A precariedade da rede de Ensino local, objeções de cunho
religioso ou moral, a preferência por uma Educação que priorize a construção do
caráter em vez da instrução e a convicção de que o Ensino ministrado em casa
pode ser melhor que o oferecido pelas Escolas são motivos que fazem pais, em
diversos países, manter os filhos em casa em vez de matriculá-los em um
estabelecimento de Ensino convencional. No Brasil, a Educação domiciliar, ou
homeschooling, é proibida; os pais têm a obrigação de matricular os filhos em
uma Escola dos 4 aos 17 anos. Mesmo assim, cerca de mil famílias desafiam a
legislação, dispostas a enfrentar processos e multas em nome do que julgam ser
um direito garantido inclusive pela Declaração Universal dos Direitos Humanos,
em seu artigo 26.
De um ponto de vista puramente teórico, a Educação
domiciliar seria uma opção válida, considerando que os principais responsáveis
pela Educação das crianças são justamente seus pais, e seria deles a escolha do
que julgam ser o melhor método de instrução para os filhos. Além dos Estados
Unidos, muitos outros países garantem esse direito a seus cidadãos, como
Canadá, Reino Unido, Irlanda, Itália, Dinamarca, México, França e Portugal. Em
vários casos, os governos estabelecem algum tipo de controle, que vai da
simples exigência de um cadastro para os estudantes educados em casa até a
aplicação de exames ou a obrigatoriedade de um tutor para acompanhar o
desenvolvimento educacional da criança. Na Islândia, apenas pais com
certificado de Professores podem educar os filhos em casa.
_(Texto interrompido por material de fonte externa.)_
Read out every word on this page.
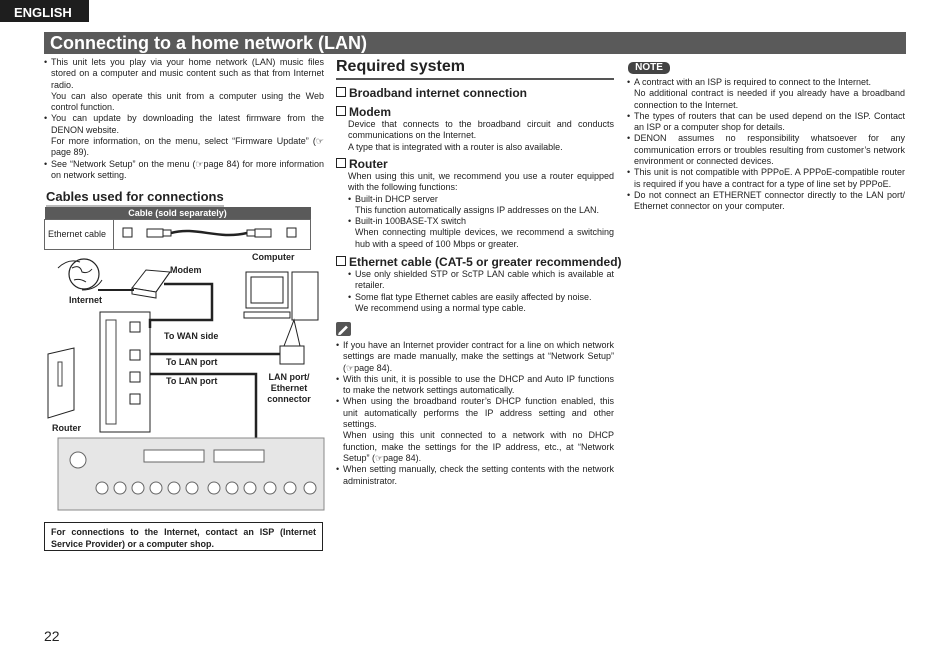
ENGLISH
Connecting to a home network (LAN)
• This unit lets you play via your home network (LAN) music files stored on a computer and music content such as that from Internet radio.
You can also operate this unit from a computer using the Web control function.
• You can update by downloading the latest firmware from the DENON website.
For more information, on the menu, select “Firmware Update” (☞page 89).
• See “Network Setup” on the menu (☞page 84) for more information on network setting.
Cables used for connections
Cable (sold separately)
Ethernet cable	
Modem
Computer
Internet
To WAN side
To LAN port
To LAN port	LAN port/ Ethernet connector
Router
For connections to the Internet, contact an ISP (Internet Service Provider) or a computer shop.
Required system
Broadband internet connection
Modem
Device that connects to the broadband circuit and conducts communications on the Internet.
A type that is integrated with a router is also available.
Router
When using this unit, we recommend you use a router equipped with the following functions:
• Built-in DHCP server
This function automatically assigns IP addresses on the LAN.
• Built-in 100BASE-TX switch
When connecting multiple devices, we recommend a switching hub with a speed of 100 Mbps or greater.
Ethernet cable (CAT-5 or greater recommended)
• Use only shielded STP or ScTP LAN cable which is available at retailer.
• Some flat type Ethernet cables are easily affected by noise.
We recommend using a normal type cable.
• If you have an Internet provider contract for a line on which network settings are made manually, make the settings at “Network Setup” (☞page 84).
• With this unit, it is possible to use the DHCP and Auto IP functions to make the network settings automatically.
• When using the broadband router’s DHCP function enabled, this unit automatically performs the IP address setting and other settings.
When using this unit connected to a network with no DHCP function, make the settings for the IP address, etc., at “Network Setup” (☞page 84).
• When setting manually, check the setting contents with the network administrator.
NOTE
• A contract with an ISP is required to connect to the Internet.
No additional contract is needed if you already have a broadband connection to the Internet.
• The types of routers that can be used depend on the ISP. Contact an ISP or a computer shop for details.
• DENON assumes no responsibility whatsoever for any communication errors or troubles resulting from customer’s network environment or connected devices.
• This unit is not compatible with PPPoE. A PPPoE-compatible router is required if you have a contract for a type of line set by PPPoE.
• Do not connect an ETHERNET connector directly to the LAN port/ Ethernet connector on your computer.
22
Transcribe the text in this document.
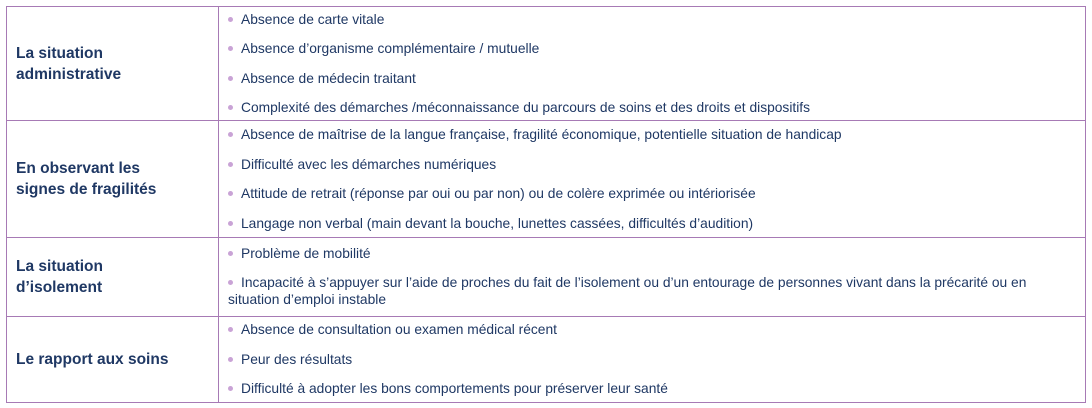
La situation administrative	Absence de carte vitale
Absence d’organisme complémentaire / mutuelle
Absence de médecin traitant
Complexité des démarches /méconnaissance du parcours de soins et des droits et dispositifs

En observant les signes de fragilités	Absence de maîtrise de la langue française, fragilité économique, potentielle situation de handicap
Difficulté avec les démarches numériques
Attitude de retrait (réponse par oui ou par non) ou de colère exprimée ou intériorisée
Langage non verbal (main devant la bouche, lunettes cassées, difficultés d’audition)

La situation d’isolement	Problème de mobilité
Incapacité à s’appuyer sur l’aide de proches du fait de l’isolement ou d’un entourage de personnes vivant dans la précarité ou en situation d’emploi instable

Le rapport aux soins	Absence de consultation ou examen médical récent
Peur des résultats
Difficulté à adopter les bons comportements pour préserver leur santé
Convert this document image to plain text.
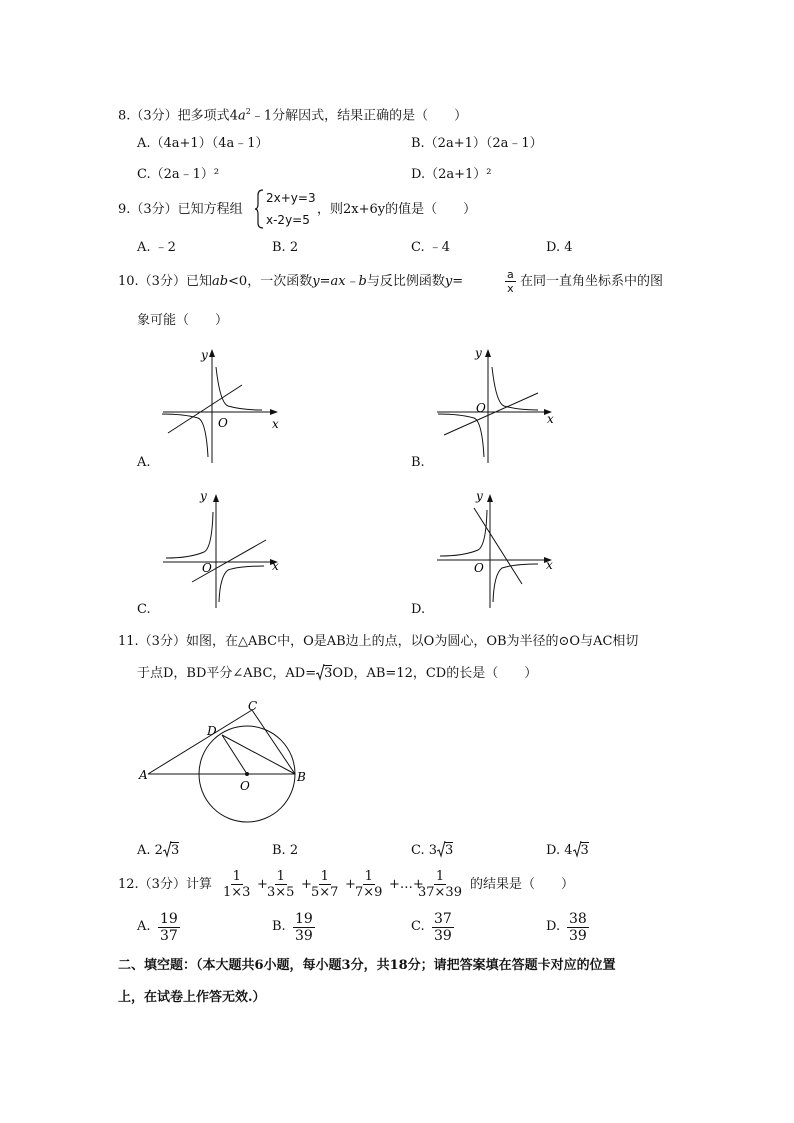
8.（3分）把多项式$4a^2﹣1$分解因式，结果正确的是（　　）
A.（4a+1）（4a﹣1）	B.（2a+1）（2a﹣1）
C.（2a﹣1）²	D.（2a+1）²
9.（3分）已知方程组
2x+y=3
x-2y=5
，则2x+6y的值是（　　）
A. ﹣2	B. 2	C. ﹣4	D. 4
10.（3分）已知ab<0，一次函数y=ax﹣b与反比例函数y=	$\frac{a}{x}$ 在同一直角坐标系中的图
象可能（　　）
y
O	x
A.
y
O
x
B.
y
O	x
C.
y
O	x
D.
11.（3分）如图，在△ABC中，O是AB边上的点，以O为圆心，OB为半径的⊙O与AC相切
于点D，BD平分∠ABC，AD= 3OD，AB=12，CD的长是（　　）
A	B
C
D
O
A. 2 3	B. 2	C. 3 3	D. 4 3
12.（3分）计算 $\frac{1}{1\times 3}$ +
$\frac{1}{3\times 5}$ +
$\frac{1}{5\times 7}$ +
$\frac{1}{7\times 9}$ +…+
$\frac{1}{37\times 39}$ 的结果是（　　）
A. $\frac{19}{37}$	B. $\frac{19}{39}$	C. $\frac{37}{39}$	D. $\frac{38}{39}$
二、填空题：（本大题共6小题，每小题3分，共18分；请把答案填在答题卡对应的位置
上，在试卷上作答无效.）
A decisão de adotar o Ensino domiciliar exige muito
discernimento por parte dos pais, porque o que está em jogo é o interesse de
uma terceira pessoa, a criança, que merece amparo e proteção. Fora da Escola,
ela fica privada não apenas de um ambiente construído especialmente para o
estudo, como também da interação com colegas de sua idade. É verdade que, com
disciplina, também a casa pode ser um local propício ao estudo, e que o contato
pode ser suprido de outras formas, como a frequência a atividades
extracurriculares (como clubes esportivos) ou o reforço de laços comunitários
na própria vizinhança. Mas, dependendo da motivação para manter as crianças
estudando em casa, o componente de socialização é fortemente prejudicado – pais
que alegam objeções de cunho religioso para tirar os filhos da Escola, por
exemplo, podem não se sentir confortáveis ao vê-los brincando com vizinhos que
não compartilham dos mesmos valores, aumentando o isolamento do estudante.
É justamente por essa necessidade de discernimento que a
liberação do Ensino domiciliar neste momento seria uma má ideia para o Brasil.
Infelizmente, ainda não há entre a população em geral uma consciência sólida a
respeito do valor da Educação. Casos como o do designer Cléber Nunes, o mais
famoso e bem-sucedido defensor do homeschooling no país – cujos filhos foram
aprovados em exames muito mais difíceis que os aplicados às crianças da mesma
idade regularmente matriculadas em Escolas – são muito raros. A permissão para
o Ensino domiciliar muito provavelmente abriria brechas para toda sorte de
justificativas dos pais, que acabariam privando os filhos de uma instrução
formal, mesmo que de qualidade questionável, como a oferecida por parte da rede
pública. Quem defende a liberação atrelada a uma série de condições, para
evitar os casos de abandono intelectual, poderia observar a dificuldade em
fiscalizar se os beneficiários do Bolsa Família estão cumprindo todas as
exigências do programa. Ela ilustra o que aconteceria no Brasil no caso de
permissão para a Educação domiciliar. Talvez, à medida que a conscientização
popular sobre a importância do Ensino avance, seja possível considerar a
possibilidade de conceder esse direito às famílias; no entanto, fazê-lo agora
seria arriscar o futuro de muitas crianças.